Hydrolysis of amides under acidic conditions yields carboxylic acids. Since the reaction occurs slowly, hydrolysis requires the conditions of heat.
The mechanism begins with the protonation of the carbonyl oxygen by the acid catalyst. The protonation makes the amide carbonyl carbon more electrophilic. Next, water acts as a nucleophile and attacks the carbonyl carbon to form a tetrahedral intermediate. Further, deprotonation of the tetrahedral intermediate gives a neutral tetrahedral addition intermediate. Subsequent protonation of the amino nitrogen converts the amino group into a better leaving group. In the next step, the carbonyl group is re-formed with the departure of ammonia as a leaving group. A final deprotonation step yields a carboxylic acid.

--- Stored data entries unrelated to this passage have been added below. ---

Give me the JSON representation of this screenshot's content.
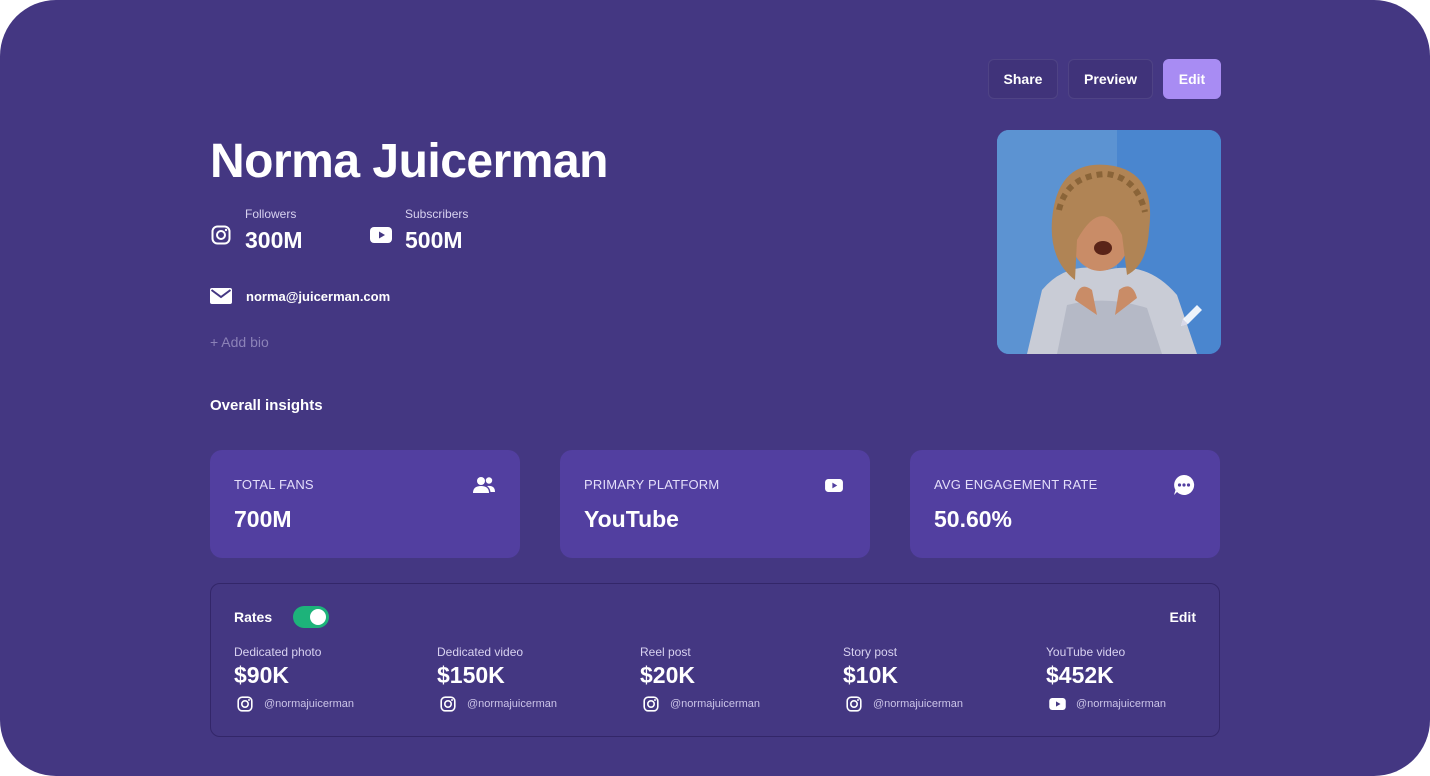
{
  "header": {
    "share_label": "Share",
    "preview_label": "Preview",
    "edit_label": "Edit"
  },
  "profile": {
    "name": "Norma Juicerman",
    "followers_label": "Followers",
    "followers_value": "300M",
    "subscribers_label": "Subscribers",
    "subscribers_value": "500M",
    "email": "norma@juicerman.com",
    "add_bio": "+ Add bio"
  },
  "insights": {
    "title": "Overall insights",
    "cards": [
      {
        "label": "TOTAL FANS",
        "value": "700M",
        "icon": "people-icon"
      },
      {
        "label": "PRIMARY PLATFORM",
        "value": "YouTube",
        "icon": "youtube-icon"
      },
      {
        "label": "AVG ENGAGEMENT RATE",
        "value": "50.60%",
        "icon": "chat-bubble-icon"
      }
    ]
  },
  "rates": {
    "title": "Rates",
    "toggle_on": true,
    "edit_label": "Edit",
    "items": [
      {
        "label": "Dedicated photo",
        "value": "$90K",
        "handle": "@normajuicerman",
        "platform_icon": "instagram-icon"
      },
      {
        "label": "Dedicated video",
        "value": "$150K",
        "handle": "@normajuicerman",
        "platform_icon": "instagram-icon"
      },
      {
        "label": "Reel post",
        "value": "$20K",
        "handle": "@normajuicerman",
        "platform_icon": "instagram-icon"
      },
      {
        "label": "Story post",
        "value": "$10K",
        "handle": "@normajuicerman",
        "platform_icon": "instagram-icon"
      },
      {
        "label": "YouTube video",
        "value": "$452K",
        "handle": "@normajuicerman",
        "platform_icon": "youtube-icon"
      }
    ]
  },
  "colors": {
    "background": "#443782",
    "card": "#523fa0",
    "accent": "#a88cf3",
    "toggle": "#1db37a"
  }
}
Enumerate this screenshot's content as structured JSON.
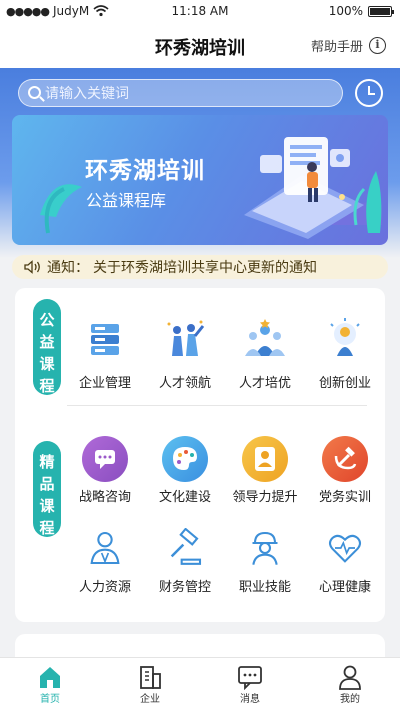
{
  "status_bar": {
    "carrier": "JudyM",
    "time": "11:18 AM",
    "battery": "100%",
    "battery_level": 1.0
  },
  "nav": {
    "title": "环秀湖培训",
    "help_label": "帮助手册"
  },
  "search": {
    "placeholder": "请输入关键词"
  },
  "banner": {
    "title": "环秀湖培训",
    "subtitle": "公益课程库"
  },
  "notice": {
    "label": "通知：",
    "text": "关于环秀湖培训共享中心更新的通知"
  },
  "sections": {
    "public": {
      "tag": "公益课程",
      "items": [
        {
          "label": "企业管理",
          "icon": "server-stack-icon"
        },
        {
          "label": "人才领航",
          "icon": "people-leading-icon"
        },
        {
          "label": "人才培优",
          "icon": "team-excellence-icon"
        },
        {
          "label": "创新创业",
          "icon": "lightbulb-person-icon"
        }
      ]
    },
    "premium": {
      "tag": "精品课程",
      "items": [
        {
          "label": "战略咨询",
          "icon": "chat-bubble-icon",
          "color": "#9b59c9"
        },
        {
          "label": "文化建设",
          "icon": "palette-icon",
          "color": "#4aa8e8"
        },
        {
          "label": "领导力提升",
          "icon": "person-badge-icon",
          "color": "#f2b234"
        },
        {
          "label": "党务实训",
          "icon": "hammer-sickle-icon",
          "color": "#e85a37"
        },
        {
          "label": "人力资源",
          "icon": "people-outline-icon"
        },
        {
          "label": "财务管控",
          "icon": "gavel-icon"
        },
        {
          "label": "职业技能",
          "icon": "worker-helmet-icon"
        },
        {
          "label": "心理健康",
          "icon": "heart-pulse-icon"
        }
      ]
    }
  },
  "tabbar": [
    {
      "label": "首页",
      "icon": "home-icon",
      "active": true
    },
    {
      "label": "企业",
      "icon": "building-icon",
      "active": false
    },
    {
      "label": "消息",
      "icon": "message-icon",
      "active": false
    },
    {
      "label": "我的",
      "icon": "user-icon",
      "active": false
    }
  ],
  "colors": {
    "accent": "#26b3ae",
    "hero_blue": "#4a7ede",
    "notice_bg": "#f8f1dc"
  }
}
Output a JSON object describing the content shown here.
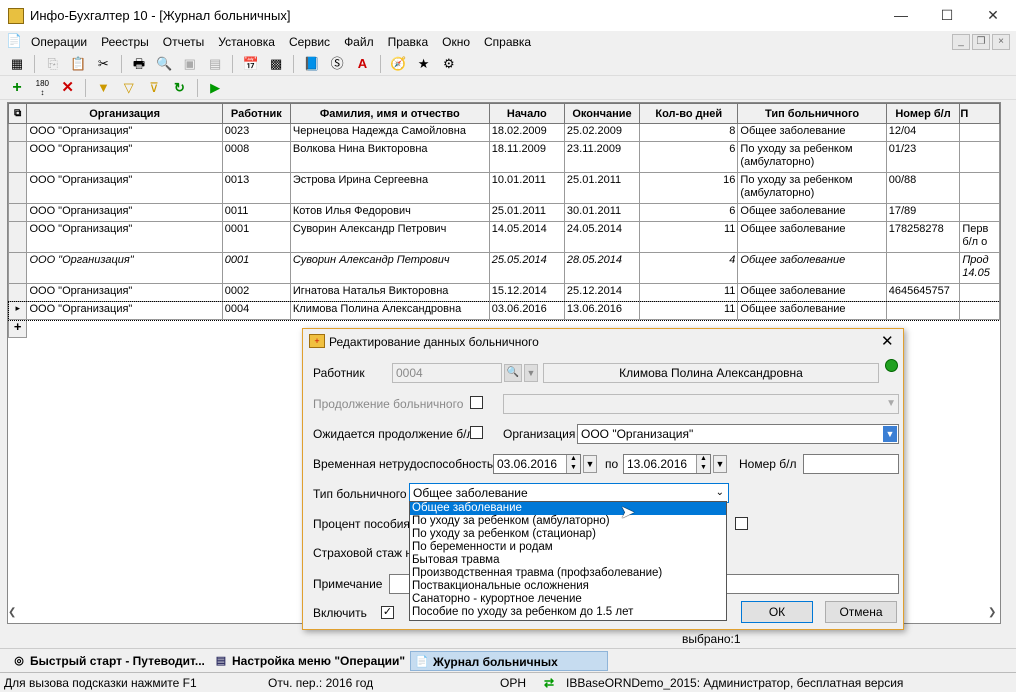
{
  "window": {
    "title": "Инфо-Бухгалтер 10 - [Журнал больничных]"
  },
  "menu": [
    "Операции",
    "Реестры",
    "Отчеты",
    "Установка",
    "Сервис",
    "Файл",
    "Правка",
    "Окно",
    "Справка"
  ],
  "grid": {
    "columns": [
      "Организация",
      "Работник",
      "Фамилия, имя и отчество",
      "Начало",
      "Окончание",
      "Кол-во дней",
      "Тип больничного",
      "Номер б/л",
      "П"
    ],
    "rows": [
      {
        "org": "ООО \"Организация\"",
        "emp": "0023",
        "fio": "Чернецова Надежда Самойловна",
        "start": "18.02.2009",
        "end": "25.02.2009",
        "days": "8",
        "type1": "Общее заболевание",
        "type2": "",
        "num": "12/04",
        "p1": "",
        "p2": "",
        "italic": false,
        "current": false
      },
      {
        "org": "ООО \"Организация\"",
        "emp": "0008",
        "fio": "Волкова Нина Викторовна",
        "start": "18.11.2009",
        "end": "23.11.2009",
        "days": "6",
        "type1": "По уходу за ребенком",
        "type2": "(амбулаторно)",
        "num": "01/23",
        "p1": "",
        "p2": "",
        "italic": false,
        "current": false
      },
      {
        "org": "ООО \"Организация\"",
        "emp": "0013",
        "fio": "Эстрова Ирина Сергеевна",
        "start": "10.01.2011",
        "end": "25.01.2011",
        "days": "16",
        "type1": "По уходу за ребенком",
        "type2": "(амбулаторно)",
        "num": "00/88",
        "p1": "",
        "p2": "",
        "italic": false,
        "current": false
      },
      {
        "org": "ООО \"Организация\"",
        "emp": "0011",
        "fio": "Котов Илья Федорович",
        "start": "25.01.2011",
        "end": "30.01.2011",
        "days": "6",
        "type1": "Общее заболевание",
        "type2": "",
        "num": "17/89",
        "p1": "",
        "p2": "",
        "italic": false,
        "current": false
      },
      {
        "org": "ООО \"Организация\"",
        "emp": "0001",
        "fio": "Суворин Александр Петрович",
        "start": "14.05.2014",
        "end": "24.05.2014",
        "days": "11",
        "type1": "Общее заболевание",
        "type2": "",
        "num": "178258278",
        "p1": "Перв",
        "p2": "б/л  о",
        "italic": false,
        "current": false
      },
      {
        "org": "ООО \"Организация\"",
        "emp": "0001",
        "fio": "Суворин Александр Петрович",
        "start": "25.05.2014",
        "end": "28.05.2014",
        "days": "4",
        "type1": "Общее заболевание",
        "type2": "",
        "num": "",
        "p1": "Прод",
        "p2": "14.05",
        "italic": true,
        "current": false
      },
      {
        "org": "ООО \"Организация\"",
        "emp": "0002",
        "fio": "Игнатова Наталья Викторовна",
        "start": "15.12.2014",
        "end": "25.12.2014",
        "days": "11",
        "type1": "Общее заболевание",
        "type2": "",
        "num": "4645645757",
        "p1": "",
        "p2": "",
        "italic": false,
        "current": false
      },
      {
        "org": "ООО \"Организация\"",
        "emp": "0004",
        "fio": "Климова Полина Александровна",
        "start": "03.06.2016",
        "end": "13.06.2016",
        "days": "11",
        "type1": "Общее заболевание",
        "type2": "",
        "num": "",
        "p1": "",
        "p2": "",
        "italic": false,
        "current": true
      }
    ],
    "add_row_glyph": "+",
    "current_row_glyph": "▸"
  },
  "dialog": {
    "title": "Редактирование данных больничного",
    "employee_label": "Работник",
    "employee_code": "0004",
    "employee_name": "Климова Полина Александровна",
    "continuation_label": "Продолжение больничного",
    "expect_continuation_label": "Ожидается продолжение б/л",
    "organization_label": "Организация",
    "organization_value": "ООО \"Организация\"",
    "disability_label": "Временная нетрудоспособность с",
    "date_from": "03.06.2016",
    "date_to_label": "по",
    "date_to": "13.06.2016",
    "sick_number_label": "Номер б/л",
    "sick_number_value": "",
    "type_label": "Тип больничного",
    "type_value": "Общее заболевание",
    "percent_label": "Процент пособия",
    "stazh_label": "Страховой стаж на",
    "note_label": "Примечание",
    "include_label": "Включить",
    "include_checked": "✓",
    "ok_label": "ОК",
    "cancel_label": "Отмена",
    "status_color": "#20a020"
  },
  "dropdown_options": [
    "Общее заболевание",
    "По уходу за ребенком (амбулаторно)",
    "По уходу за ребенком (стационар)",
    "По беременности и родам",
    "Бытовая травма",
    "Производственная травма (профзаболевание)",
    "Поствакциональные осложнения",
    "Санаторно - курортное лечение",
    "Пособие по уходу за ребенком до 1.5 лет"
  ],
  "selected_text": "выбрано:1",
  "tabs": [
    "Быстрый старт - Путеводит...",
    "Настройка меню \"Операции\"",
    "Журнал больничных"
  ],
  "status": {
    "hint": "Для вызова подсказки нажмите F1",
    "period": "Отч. пер.: 2016 год",
    "mode": "ОРН",
    "db": "IBBaseORNDemo_2015: Администратор, бесплатная версия"
  },
  "window_controls": {
    "minimize": "—",
    "maximize": "☐",
    "close": "✕"
  }
}
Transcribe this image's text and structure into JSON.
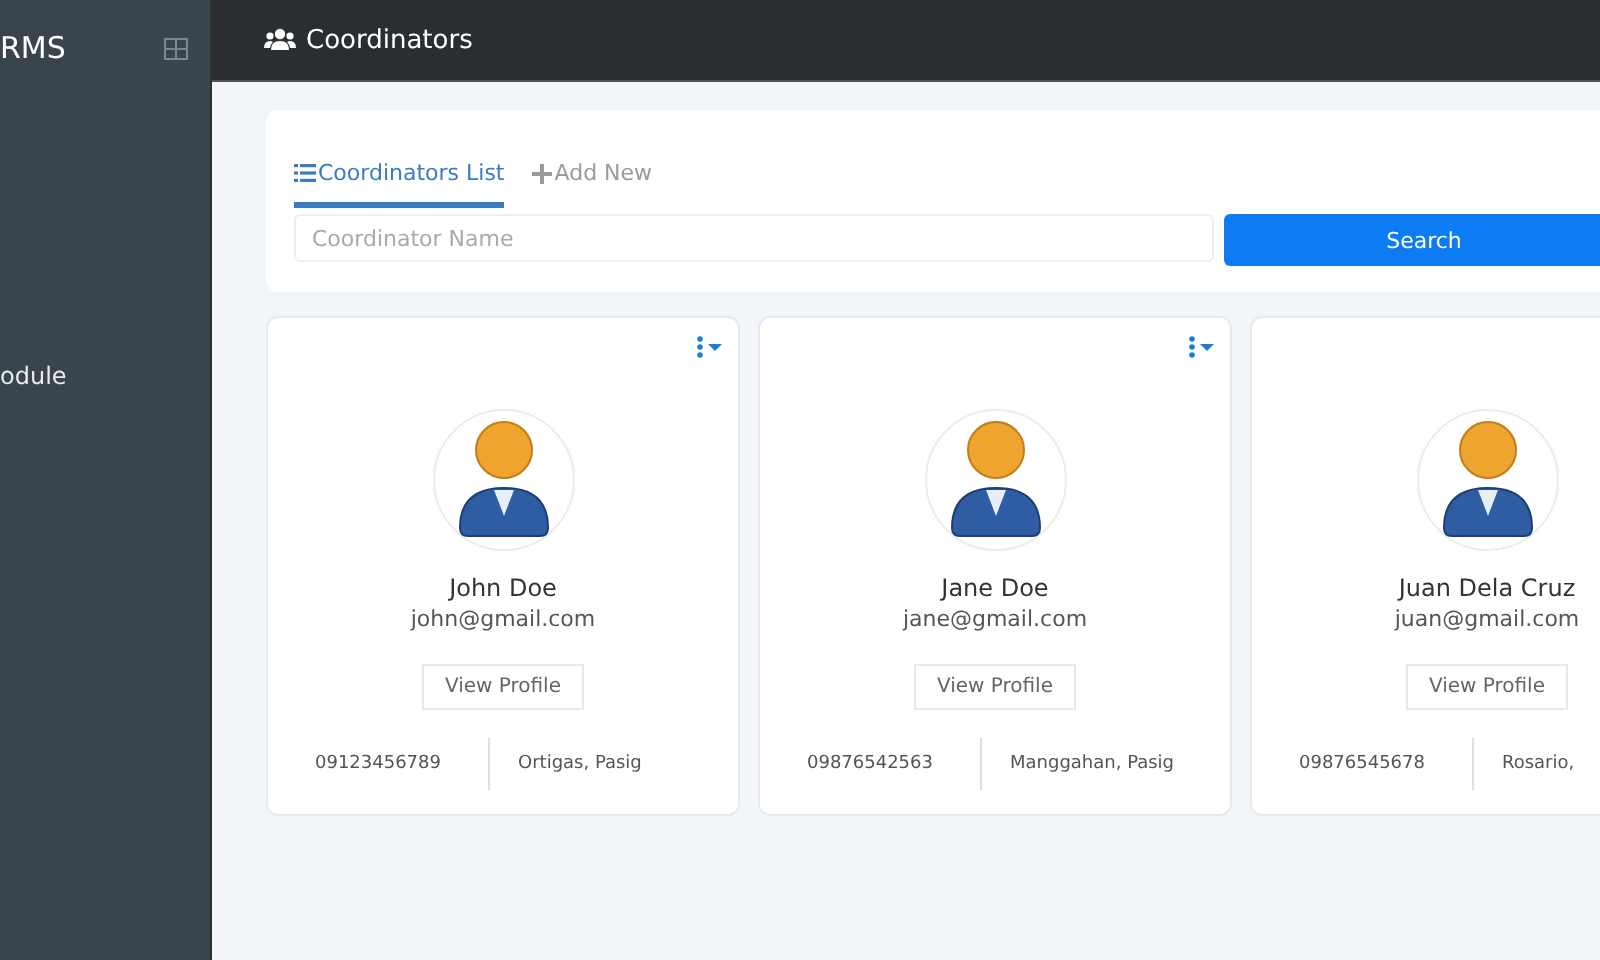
{
  "sidebar": {
    "brand": "RMS",
    "items": [
      "odule"
    ]
  },
  "header": {
    "title": "Coordinators"
  },
  "tabs": [
    {
      "label": "Coordinators List",
      "kind": "list",
      "selected": true
    },
    {
      "label": "Add New",
      "kind": "add",
      "selected": false
    }
  ],
  "search": {
    "placeholder": "Coordinator Name",
    "button": "Search"
  },
  "cards": [
    {
      "name": "John Doe",
      "email": "john@gmail.com",
      "button": "View Profile",
      "phone": "09123456789",
      "location": "Ortigas, Pasig"
    },
    {
      "name": "Jane Doe",
      "email": "jane@gmail.com",
      "button": "View Profile",
      "phone": "09876542563",
      "location": "Manggahan, Pasig"
    },
    {
      "name": "Juan Dela Cruz",
      "email": "juan@gmail.com",
      "button": "View Profile",
      "phone": "09876545678",
      "location": "Rosario,"
    }
  ]
}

The formation of ammonium ion drives the equilibrium favoring the product formation.
Base-promoted hydrolysis is another nucleophilic acyl substitution reaction, where hydroxide acts as a nucleophile. Amides undergo hydrolysis when heated under basic aqueous solutions to produce carboxylic acid.
The base-promoted mechanism involves a nucleophilic attack by the hydroxide ion at the amide carbonyl carbon to form a tetrahedral intermediate. In the second step, the carbonyl group is reconstructed with the departure of an amide ion as a leaving group. Next, deprotonation yields a carboxylate ion and ammonia. This step drives the reaction to completion, which pushes the equilibrium towards the product. A final step involves acidification of the carboxylate ion to give free acid.